There is probably some "Groundhog Day" reference to be made when it comes to the Duquesne Dukes in Atlantic 10 Conference as they seem to play the same way game after game without much changing.
The Dukes play hard, show some signs of life and do some really good things to get into position to win.
Invariably, something always seems to stop working and just when it seems like they were going to get a win, they find a way to lose.
That's the script that the Dukes have followed this year, and Saturday night against St. Bonaventure was no different. They once again failed to make critical plays when it counted and lost to the Bonnies, 78-71, before a crowd of 3,329 at Palumbo Center.
Duquesne coach Jim Ferry again referenced the Dukes' "margin of error being small" after the game and recited a number of times down the stretch they failed to capitalize on opportunities.
Two key plays that helped the Bonnies build a late lead were both offensive rebounds and both led to points -- one on a put-back and the other extended a possession and eventually St. Bonaventure capitalized. St. Bonaventure grabbed 13 of the final 15 rebounds of the game.

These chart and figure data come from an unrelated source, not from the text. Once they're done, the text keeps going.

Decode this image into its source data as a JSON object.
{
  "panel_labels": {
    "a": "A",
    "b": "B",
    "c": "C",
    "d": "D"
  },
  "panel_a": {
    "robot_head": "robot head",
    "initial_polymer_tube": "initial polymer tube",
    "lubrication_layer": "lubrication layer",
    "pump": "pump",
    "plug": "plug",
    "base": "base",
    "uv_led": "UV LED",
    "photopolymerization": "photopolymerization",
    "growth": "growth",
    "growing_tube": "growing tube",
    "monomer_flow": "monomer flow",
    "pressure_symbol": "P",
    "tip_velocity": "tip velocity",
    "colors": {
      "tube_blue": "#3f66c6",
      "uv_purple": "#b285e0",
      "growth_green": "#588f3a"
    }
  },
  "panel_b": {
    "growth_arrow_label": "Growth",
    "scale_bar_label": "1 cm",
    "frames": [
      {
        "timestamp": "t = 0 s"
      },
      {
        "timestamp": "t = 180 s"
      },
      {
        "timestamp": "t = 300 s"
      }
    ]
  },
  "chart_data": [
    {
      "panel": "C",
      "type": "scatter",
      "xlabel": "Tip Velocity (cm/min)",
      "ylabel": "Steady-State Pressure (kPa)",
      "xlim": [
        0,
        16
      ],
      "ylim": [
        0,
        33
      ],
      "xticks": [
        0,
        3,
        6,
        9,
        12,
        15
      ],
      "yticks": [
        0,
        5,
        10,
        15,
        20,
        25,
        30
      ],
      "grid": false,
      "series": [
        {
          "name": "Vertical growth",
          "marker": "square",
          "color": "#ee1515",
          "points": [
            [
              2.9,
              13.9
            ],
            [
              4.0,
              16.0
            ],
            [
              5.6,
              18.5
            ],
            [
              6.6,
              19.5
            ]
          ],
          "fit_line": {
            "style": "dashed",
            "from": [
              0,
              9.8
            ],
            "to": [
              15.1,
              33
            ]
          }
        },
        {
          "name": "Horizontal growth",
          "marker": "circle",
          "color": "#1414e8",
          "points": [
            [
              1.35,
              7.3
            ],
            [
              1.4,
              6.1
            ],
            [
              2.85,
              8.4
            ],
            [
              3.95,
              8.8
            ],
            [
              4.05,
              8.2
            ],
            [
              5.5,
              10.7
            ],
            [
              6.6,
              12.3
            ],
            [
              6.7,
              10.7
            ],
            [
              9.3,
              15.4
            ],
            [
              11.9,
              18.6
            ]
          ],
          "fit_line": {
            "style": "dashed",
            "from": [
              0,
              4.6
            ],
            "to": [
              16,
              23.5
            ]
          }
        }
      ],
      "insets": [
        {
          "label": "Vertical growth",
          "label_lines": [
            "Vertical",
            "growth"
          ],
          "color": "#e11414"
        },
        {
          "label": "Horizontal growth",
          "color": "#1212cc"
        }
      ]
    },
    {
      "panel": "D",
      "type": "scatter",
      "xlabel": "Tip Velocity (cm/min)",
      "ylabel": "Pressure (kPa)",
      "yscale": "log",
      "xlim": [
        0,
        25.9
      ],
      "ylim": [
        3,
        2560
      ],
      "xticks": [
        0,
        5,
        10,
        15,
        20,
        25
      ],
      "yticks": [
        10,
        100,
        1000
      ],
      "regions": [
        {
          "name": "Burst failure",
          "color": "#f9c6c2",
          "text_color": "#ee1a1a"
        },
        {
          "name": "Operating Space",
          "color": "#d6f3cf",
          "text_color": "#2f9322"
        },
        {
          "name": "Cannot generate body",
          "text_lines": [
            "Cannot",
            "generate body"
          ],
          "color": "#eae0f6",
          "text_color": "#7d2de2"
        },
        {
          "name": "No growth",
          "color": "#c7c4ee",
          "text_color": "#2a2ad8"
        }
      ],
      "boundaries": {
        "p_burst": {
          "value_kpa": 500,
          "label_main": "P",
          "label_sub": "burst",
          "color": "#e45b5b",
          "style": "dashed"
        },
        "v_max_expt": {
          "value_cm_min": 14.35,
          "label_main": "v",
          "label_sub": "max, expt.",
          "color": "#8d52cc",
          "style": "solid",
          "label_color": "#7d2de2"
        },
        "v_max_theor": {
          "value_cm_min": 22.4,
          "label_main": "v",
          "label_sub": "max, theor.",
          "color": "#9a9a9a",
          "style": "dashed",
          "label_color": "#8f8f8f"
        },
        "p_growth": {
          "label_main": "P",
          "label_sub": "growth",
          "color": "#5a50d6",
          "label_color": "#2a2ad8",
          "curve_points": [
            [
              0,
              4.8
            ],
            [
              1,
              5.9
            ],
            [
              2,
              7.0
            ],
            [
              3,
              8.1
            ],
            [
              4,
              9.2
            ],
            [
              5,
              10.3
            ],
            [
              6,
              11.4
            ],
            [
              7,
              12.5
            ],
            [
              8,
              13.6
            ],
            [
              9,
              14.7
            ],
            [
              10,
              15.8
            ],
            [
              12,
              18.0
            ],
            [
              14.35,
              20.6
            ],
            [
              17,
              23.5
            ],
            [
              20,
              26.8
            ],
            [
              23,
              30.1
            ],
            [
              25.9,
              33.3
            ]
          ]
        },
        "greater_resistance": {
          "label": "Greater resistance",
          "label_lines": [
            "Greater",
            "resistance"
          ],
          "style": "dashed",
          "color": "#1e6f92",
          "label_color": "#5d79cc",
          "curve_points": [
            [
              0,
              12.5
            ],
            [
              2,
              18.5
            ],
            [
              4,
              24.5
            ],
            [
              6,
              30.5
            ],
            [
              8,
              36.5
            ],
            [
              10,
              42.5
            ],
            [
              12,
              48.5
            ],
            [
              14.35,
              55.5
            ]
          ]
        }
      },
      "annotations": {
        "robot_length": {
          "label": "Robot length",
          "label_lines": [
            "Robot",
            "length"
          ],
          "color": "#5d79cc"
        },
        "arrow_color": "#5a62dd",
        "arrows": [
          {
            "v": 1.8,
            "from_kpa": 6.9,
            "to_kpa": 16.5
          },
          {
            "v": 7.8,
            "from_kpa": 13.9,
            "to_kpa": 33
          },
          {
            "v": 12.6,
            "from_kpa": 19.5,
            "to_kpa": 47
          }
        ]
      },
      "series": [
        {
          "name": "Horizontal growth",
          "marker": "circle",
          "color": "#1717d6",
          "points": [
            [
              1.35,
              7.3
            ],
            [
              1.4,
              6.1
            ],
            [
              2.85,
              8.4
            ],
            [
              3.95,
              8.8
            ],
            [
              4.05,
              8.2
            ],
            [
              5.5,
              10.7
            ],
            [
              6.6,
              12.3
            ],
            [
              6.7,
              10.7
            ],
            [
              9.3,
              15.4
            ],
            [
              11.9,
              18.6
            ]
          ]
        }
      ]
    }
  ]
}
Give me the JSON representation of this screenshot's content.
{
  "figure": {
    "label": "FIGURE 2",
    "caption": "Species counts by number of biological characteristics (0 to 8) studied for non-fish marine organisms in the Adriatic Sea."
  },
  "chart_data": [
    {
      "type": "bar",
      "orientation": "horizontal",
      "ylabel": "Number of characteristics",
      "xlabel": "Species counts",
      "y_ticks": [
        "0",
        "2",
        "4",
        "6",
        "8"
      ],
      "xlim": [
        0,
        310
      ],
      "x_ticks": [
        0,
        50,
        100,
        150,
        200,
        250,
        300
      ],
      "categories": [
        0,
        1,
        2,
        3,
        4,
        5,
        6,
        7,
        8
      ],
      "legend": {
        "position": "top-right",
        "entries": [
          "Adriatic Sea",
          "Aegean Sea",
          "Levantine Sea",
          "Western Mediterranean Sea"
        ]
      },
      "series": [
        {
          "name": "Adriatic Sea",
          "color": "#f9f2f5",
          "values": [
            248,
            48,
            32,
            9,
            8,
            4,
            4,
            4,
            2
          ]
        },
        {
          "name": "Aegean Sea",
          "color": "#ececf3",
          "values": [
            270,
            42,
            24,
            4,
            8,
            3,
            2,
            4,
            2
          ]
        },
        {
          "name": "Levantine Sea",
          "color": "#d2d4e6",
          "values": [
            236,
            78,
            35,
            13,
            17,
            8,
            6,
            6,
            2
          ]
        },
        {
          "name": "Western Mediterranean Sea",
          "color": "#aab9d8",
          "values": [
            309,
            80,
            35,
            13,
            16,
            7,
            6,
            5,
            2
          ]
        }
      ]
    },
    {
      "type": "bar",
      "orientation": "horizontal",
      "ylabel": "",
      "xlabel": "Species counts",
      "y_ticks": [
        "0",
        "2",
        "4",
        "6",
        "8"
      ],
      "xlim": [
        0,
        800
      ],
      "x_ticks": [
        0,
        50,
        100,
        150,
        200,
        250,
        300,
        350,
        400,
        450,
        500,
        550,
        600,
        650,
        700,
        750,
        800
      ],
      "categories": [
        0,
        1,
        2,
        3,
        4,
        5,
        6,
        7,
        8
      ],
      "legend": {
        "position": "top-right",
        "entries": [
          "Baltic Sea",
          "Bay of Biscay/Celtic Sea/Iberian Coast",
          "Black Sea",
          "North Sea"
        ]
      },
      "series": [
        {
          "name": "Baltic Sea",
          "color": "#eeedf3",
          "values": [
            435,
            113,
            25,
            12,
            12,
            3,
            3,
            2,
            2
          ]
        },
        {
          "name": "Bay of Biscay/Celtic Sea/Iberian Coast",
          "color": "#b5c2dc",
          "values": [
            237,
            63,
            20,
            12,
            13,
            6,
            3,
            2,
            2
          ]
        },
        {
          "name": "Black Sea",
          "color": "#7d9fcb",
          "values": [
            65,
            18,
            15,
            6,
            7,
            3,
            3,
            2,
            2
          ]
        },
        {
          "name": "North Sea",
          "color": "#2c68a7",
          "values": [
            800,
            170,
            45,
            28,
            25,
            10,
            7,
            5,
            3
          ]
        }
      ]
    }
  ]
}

Those are the kinds of plays that Duquesne has not made down the stretch all year and that's a big reason why the Dukes (8-19, 1-12) are in last place and will not be heading to the Atlantic 10 tournament.
This was the Dukes' seventh home loss in a row, third loss in a row overall and 14th in their past 15 games. The Dukes have not won a home game since Dec. 19 and are winless in conference games at home.
"I thought we spent a lot of energy coming back and fatigue set in," Ferry said when asked why the Dukes were able to tie the score several times late -- the final one at 59-59 -- but not get over the top. "But those two offensive rebounds [when the game is hanging in the balance], those are like back-breakers for us and like I have often said, our margin of error is slim.
"We have to make those kinds of plays, we have to come up with those rebounds to give ourselves a chance to take a lead. Some of it is a lack of blocking out or not following the flight of the ball, some of it is maybe we aren't quite talented enough to make those plays -- but those plays were definitely a factor of why we lost the game."
Duquesne trailed, 41-35, at the half but did an excellent job of fighting back and tied it at 51-51 -- then again at 53-53, 55-55, 57-57 and then the final time at 59-59.
The common theme in all of that was that every time the Dukes tied the score, it was St. Bonaventure which made the next basket to take a lead. The Dukes had four shots with a chance to take the lead and missed all four.
Dukes forward Quevyn Winters said that had they taken a lead in one of those instances, it may have changed the game.
"We definitely felt like if we hit that shot [when score was tied], it would have changed the momentum of the game," said Winters, who led the Dukes with 18 points, "and we could have built on that shot we hit."
Demitrius Conger and Chris Johnson led St. Bonaventure with 19 points. The Bonnies outrebounded the Dukes, 35-26, and had a big edge in points in the paint, 36-20.